Barclays PMI shows manufacturing is slowing
THE PACE of activity in the manufacturing sector moderated last month, according to the Barclays purchasing managers’ index (PMI), and lost ground to 51.9 points from 54.9 in April.
But despite the three-point drop, the headline PMI managed to remain above the neutral 50-point mark for a third consecutive month
Barclays said yesterday: “As indicated last month, the size of the relative increase in the headline PMI in April may have overstated actual production growth.
“The current level is therefore likely to be more indicative of conditions in the sector. The headline figure is more or less in line with the euro zone, a key market for South African manufacturing exports.”

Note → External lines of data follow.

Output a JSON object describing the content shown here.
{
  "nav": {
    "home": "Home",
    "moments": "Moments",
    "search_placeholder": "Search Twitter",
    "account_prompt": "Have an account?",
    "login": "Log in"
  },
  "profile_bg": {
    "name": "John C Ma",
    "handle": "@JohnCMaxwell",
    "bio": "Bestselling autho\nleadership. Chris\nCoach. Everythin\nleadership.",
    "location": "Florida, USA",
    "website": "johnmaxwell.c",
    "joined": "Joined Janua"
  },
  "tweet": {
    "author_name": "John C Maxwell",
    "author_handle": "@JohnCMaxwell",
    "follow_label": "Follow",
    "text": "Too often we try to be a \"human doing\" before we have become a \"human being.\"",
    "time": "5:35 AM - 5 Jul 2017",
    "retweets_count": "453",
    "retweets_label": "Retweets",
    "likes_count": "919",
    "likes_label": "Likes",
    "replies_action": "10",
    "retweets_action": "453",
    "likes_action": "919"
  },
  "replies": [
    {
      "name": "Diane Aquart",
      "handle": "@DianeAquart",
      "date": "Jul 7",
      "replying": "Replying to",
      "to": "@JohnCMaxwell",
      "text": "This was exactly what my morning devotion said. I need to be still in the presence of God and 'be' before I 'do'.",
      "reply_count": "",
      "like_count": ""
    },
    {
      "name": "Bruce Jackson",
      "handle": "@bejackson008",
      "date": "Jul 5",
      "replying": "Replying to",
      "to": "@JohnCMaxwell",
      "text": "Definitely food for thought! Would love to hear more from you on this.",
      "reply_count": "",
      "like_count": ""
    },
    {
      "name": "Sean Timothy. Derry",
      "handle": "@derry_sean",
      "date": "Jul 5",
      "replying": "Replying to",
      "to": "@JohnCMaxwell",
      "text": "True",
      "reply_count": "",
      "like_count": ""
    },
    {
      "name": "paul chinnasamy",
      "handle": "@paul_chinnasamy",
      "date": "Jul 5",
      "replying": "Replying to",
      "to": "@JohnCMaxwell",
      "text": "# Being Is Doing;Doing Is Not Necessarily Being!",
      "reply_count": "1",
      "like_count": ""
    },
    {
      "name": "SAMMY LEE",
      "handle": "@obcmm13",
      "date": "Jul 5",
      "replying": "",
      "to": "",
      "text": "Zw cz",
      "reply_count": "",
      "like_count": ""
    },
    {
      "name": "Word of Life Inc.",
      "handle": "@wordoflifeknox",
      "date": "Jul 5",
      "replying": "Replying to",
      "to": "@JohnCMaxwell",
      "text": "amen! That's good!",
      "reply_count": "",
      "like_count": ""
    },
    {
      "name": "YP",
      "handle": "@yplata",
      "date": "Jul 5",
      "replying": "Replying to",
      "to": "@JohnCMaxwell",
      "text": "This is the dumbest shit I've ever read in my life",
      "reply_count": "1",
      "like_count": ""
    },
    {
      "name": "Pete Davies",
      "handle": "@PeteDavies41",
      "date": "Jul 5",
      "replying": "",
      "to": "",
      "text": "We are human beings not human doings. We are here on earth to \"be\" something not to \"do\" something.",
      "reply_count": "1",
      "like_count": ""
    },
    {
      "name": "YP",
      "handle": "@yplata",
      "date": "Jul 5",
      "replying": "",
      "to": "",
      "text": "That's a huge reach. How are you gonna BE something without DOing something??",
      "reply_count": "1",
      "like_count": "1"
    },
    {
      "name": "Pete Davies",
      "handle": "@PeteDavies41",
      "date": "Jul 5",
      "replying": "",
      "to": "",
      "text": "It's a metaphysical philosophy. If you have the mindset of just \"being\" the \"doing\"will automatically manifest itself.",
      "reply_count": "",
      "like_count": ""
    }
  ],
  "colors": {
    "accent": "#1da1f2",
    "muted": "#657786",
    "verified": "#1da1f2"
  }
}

All but one of the major subcomponents of the PMI declined last month compared with April. The new sales orders index saw the biggest decline (minus 6.6 points), but remained above 50.

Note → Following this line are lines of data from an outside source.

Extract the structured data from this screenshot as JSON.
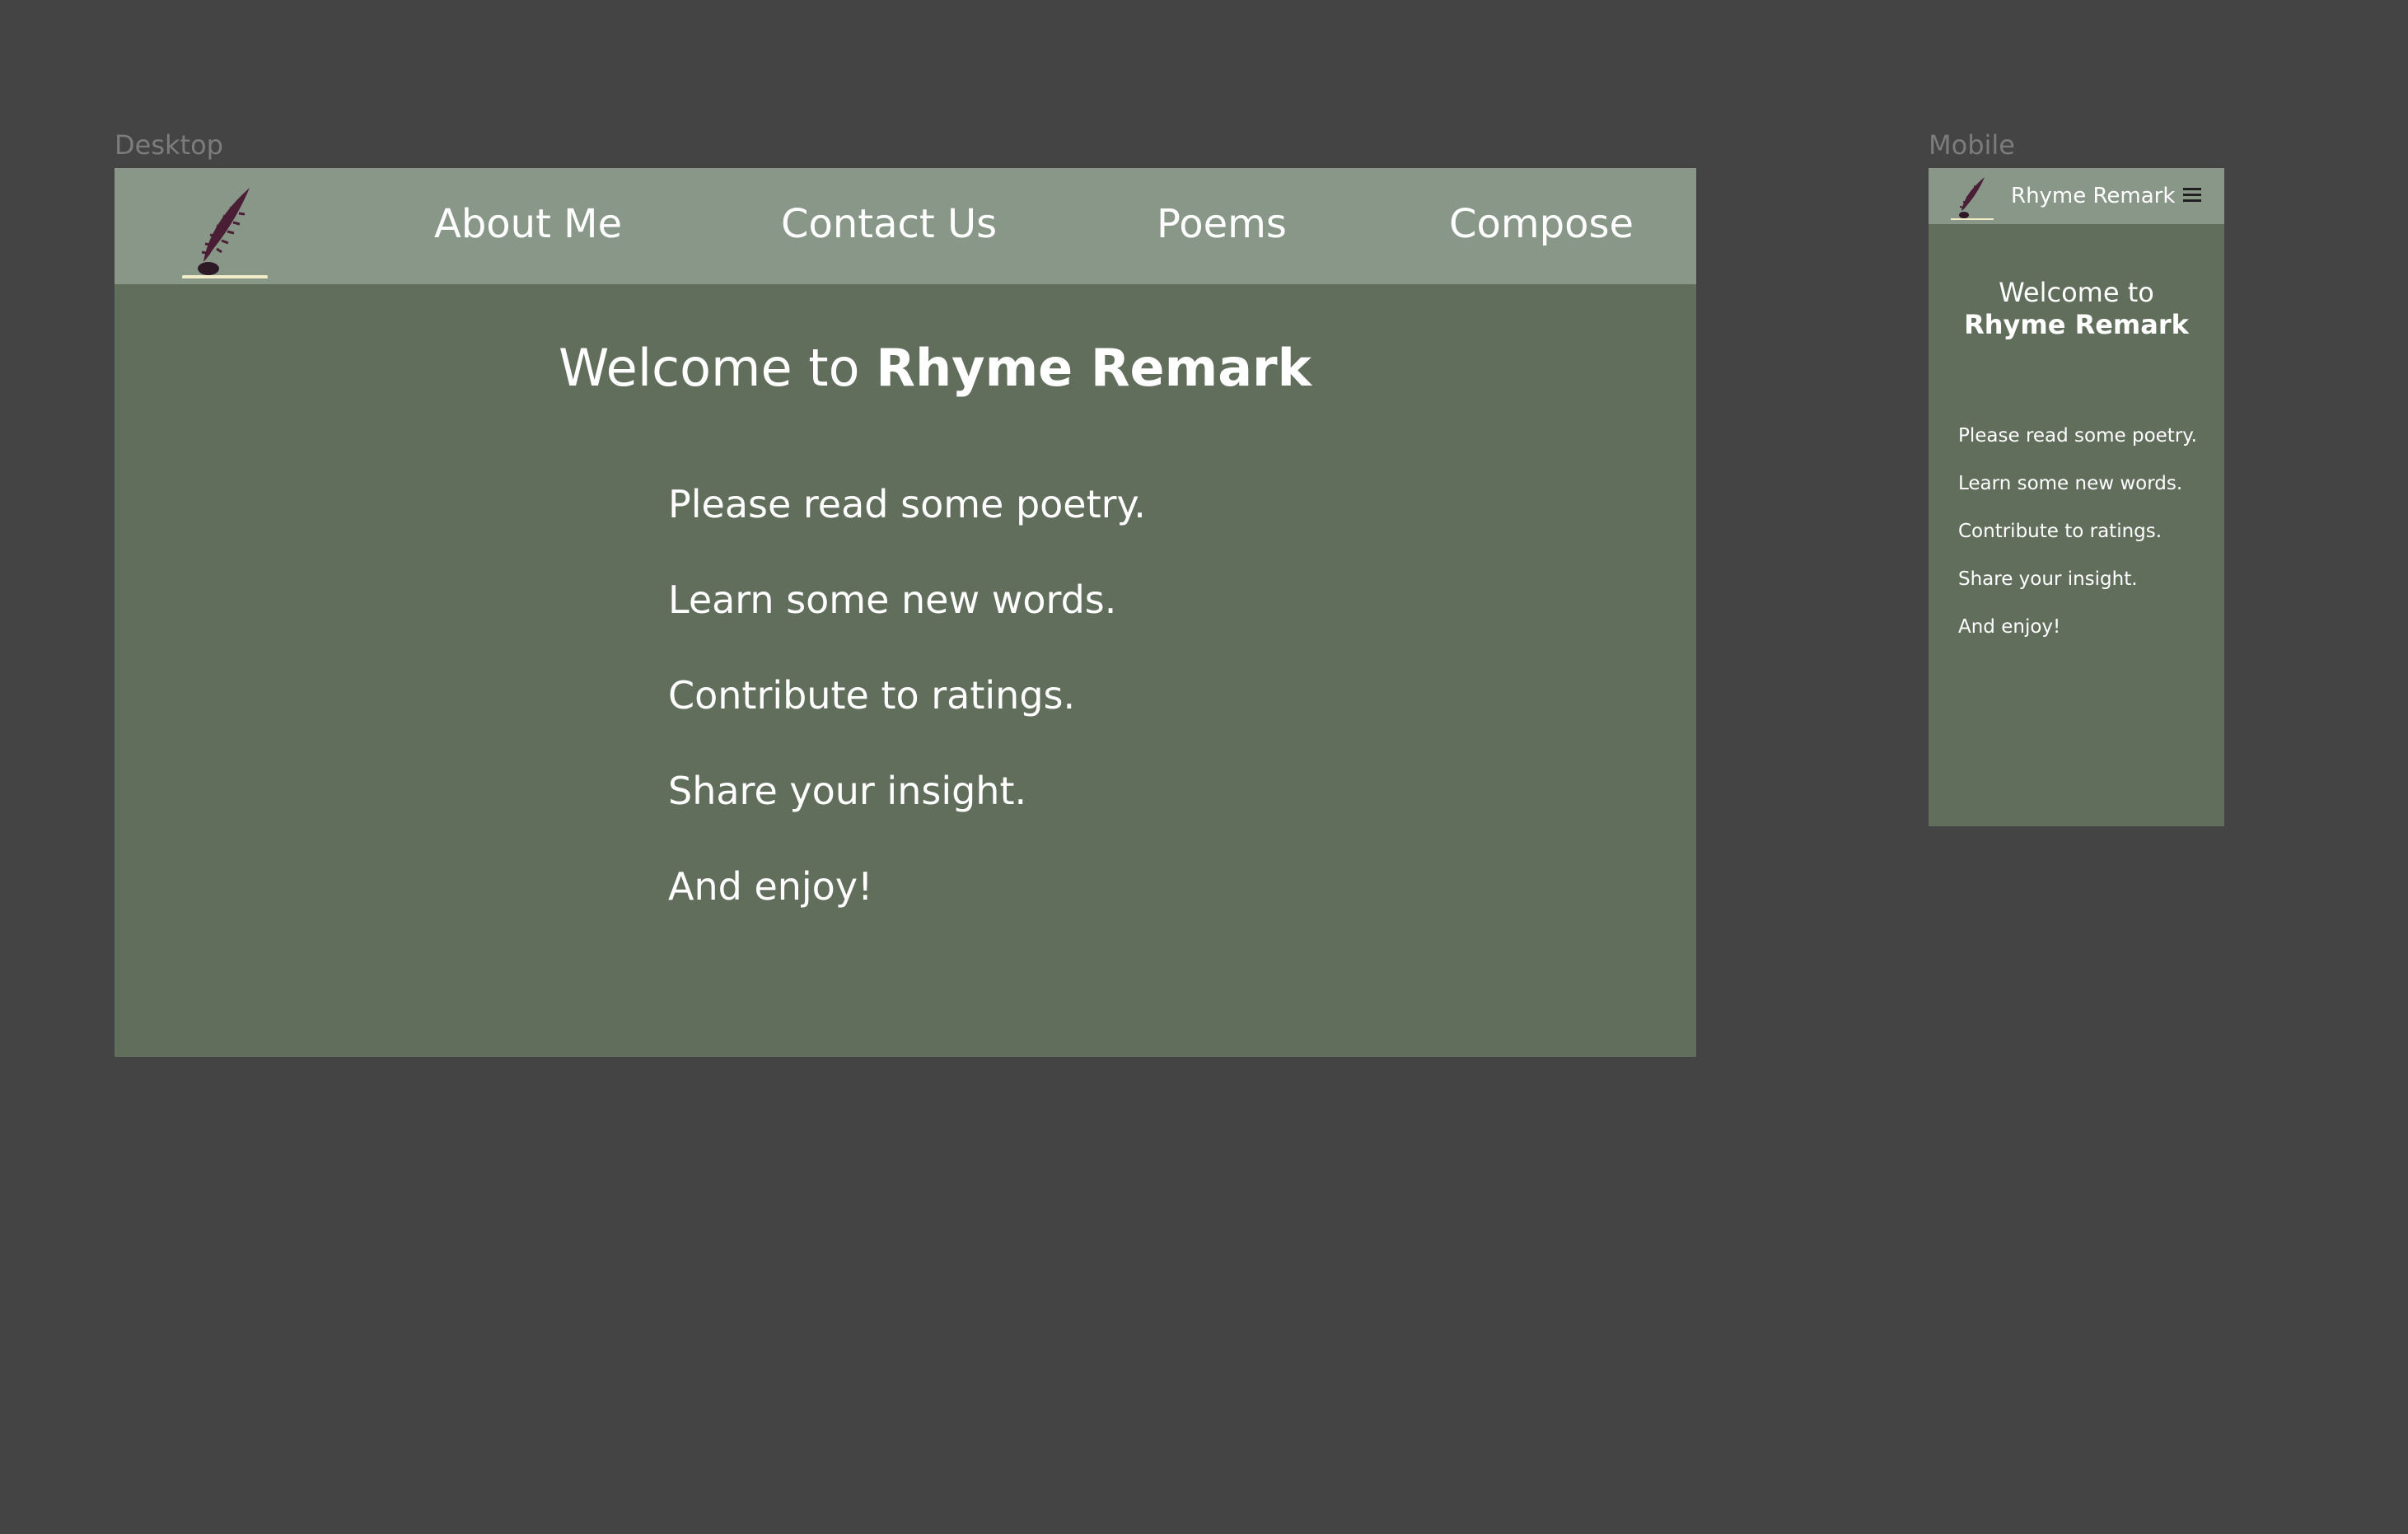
{
  "labels": {
    "desktop": "Desktop",
    "mobile": "Mobile"
  },
  "colors": {
    "canvas": "#444444",
    "nav_bar": "#899789",
    "page_bg": "#616e5c",
    "text": "#ffffff",
    "quill": "#4a1f36",
    "underline": "#f3ecc8"
  },
  "logo": {
    "icon": "quill-inkwell-icon"
  },
  "nav": {
    "items": [
      {
        "label": "About Me"
      },
      {
        "label": "Contact Us"
      },
      {
        "label": "Poems"
      },
      {
        "label": "Compose"
      }
    ]
  },
  "welcome": {
    "prefix": "Welcome to",
    "brand": "Rhyme Remark"
  },
  "lines": [
    "Please read some poetry.",
    "Learn some new words.",
    "Contribute to ratings.",
    "Share your insight.",
    "And enjoy!"
  ],
  "mobile": {
    "title": "Rhyme Remark",
    "menu_icon": "hamburger-menu-icon"
  }
}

Barclays said: “While some respondents indicated an improvement in export demand, local demand remained under pressure. New sales orders slowed, the business activity and employment indices followed suit and also declined.”
Sanisha Packirisamy, an economist at MMI Investments and Savings, said: “The PMI continues to signal stress in domestic demand. While export demand appears to have improved in response to a weaker local currency, rising imported input costs and subdued global trade activity are likely to prevent a faster ramp up in manufacturing production.” Barclays said manufacturers were faced with renewed pressure on the cost front. The price index index rose to 80.1 points last month.
JPMorgan’s global manufacturing PMI, produced with Markit, came in at 50.0 points last month, right on the level that separates growth from contraction, compared with 50.1 in April.
Markit’s final manufacturing PMI for the euro zone dipped to a three-month low of 51.5, down marginally from April’s 51.7.